Durante a viagem apreciou a paisagem e viajou no tempo. Mais umas quantas memórias lhe vieram à cabeça, tanto da sua vida passada como da sua vida actual. Teresa, entregue aos pensamentos, acabou por passar pelas brasas. Era uma viagem longa, de 3 horas, e era inevitável o não adormecer além de não ter dormido quase nada de noite. Habitualmente, Teresa nem sequer tinha tempo para ter sono, embora, por vezes, sentisse necessidade de dormir.
Quando estavam quase a chegar à entrada de Lisboa, o sujeito disse: “D. Teresa, vou deixá-la nas imediações que dão acesso ao Aeroporto LXA. A senhora, depois, vai ter que andar a pé... mas pouco”. “Sim senhor” - concordou Teresa. O nervosismo havia aumentado agora que estavam próximos do local. Quando chegaram, Teresa saiu do carro e agradeceu. O carro desapaceu do alcance da vista... apenas ficou no ar uma nuvem de pó... Teresa estava agora, e de novo, por sua conta.

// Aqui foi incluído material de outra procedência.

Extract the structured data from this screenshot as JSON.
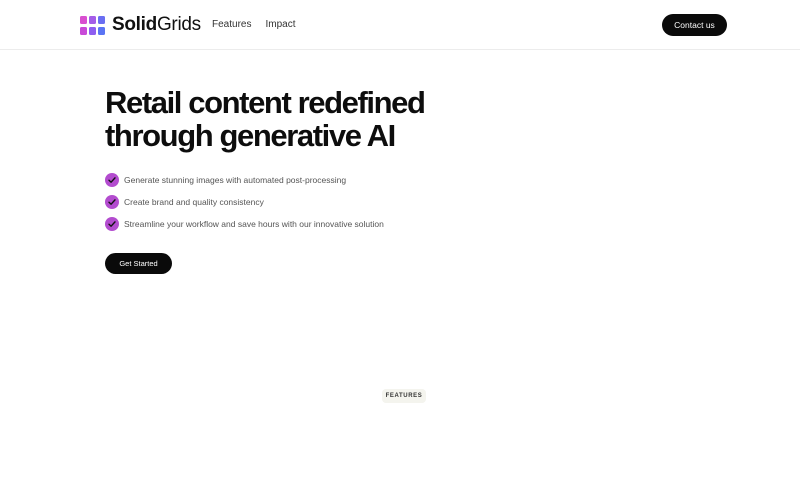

Levava um saco pequeno de roupa, apenas para o caso de ser necessário permanecer lá uma ou dua noites. Era a primeira vez que Teresa ía a Lisboa. Não conhecia nada nem ninguém. E num local abandonado como aquele era ainda pior... Agora mais calma, aparentemente, sentia um friozinho na barriga que a deixava pouco descontraída. Teresa caminhou na direcção que o sujeito lhe havia indicado. Andou alguns metros, e ao longe, avistou o dito edifício. Continuou a caminhar... sempre com a sensação de estar sozinha. Não se apercebeu que estivesse por lá mais ninguém, ainda. Era cedo... faltavam ainda 15 minutos para as 10 horas. Teresa aproximou-se, finalmente da entrada do edifício e reparou que estava um carro estacionado. Era um Citröen AX. “Hum... será que já cá está alguém das 11 pessoas?”, interrogou-se. Entrou por uma porta ao lado de outra que tinha um cartaz a dizer “Chegadas/Arrivals”. Essa porta dava acesso directo ao andar de cima. Teresa subiu as escadas e quando chegou ao cimo viu uma série posters comerciais ainda colocados e alguns balcões de check-in. Mas não via ninguém. Faltavam ainda 10 minutos para a hora marcada e Teresa reparou numas escadas que havia, e que davam acesso à zona de embarque. Teresa olhou outra vez e pareceu-lhe ver uma pessoa. Sim... era sem dúvida uma pessoa... um homem. Um homem com trinta e poucos anos, embora com um ar cansado, mas assim ao longe parecía-lhe um homem charmoso. Teresa, hesitou... não sabia se haveria de lhe falar ou não. Caminhou na sua direcção...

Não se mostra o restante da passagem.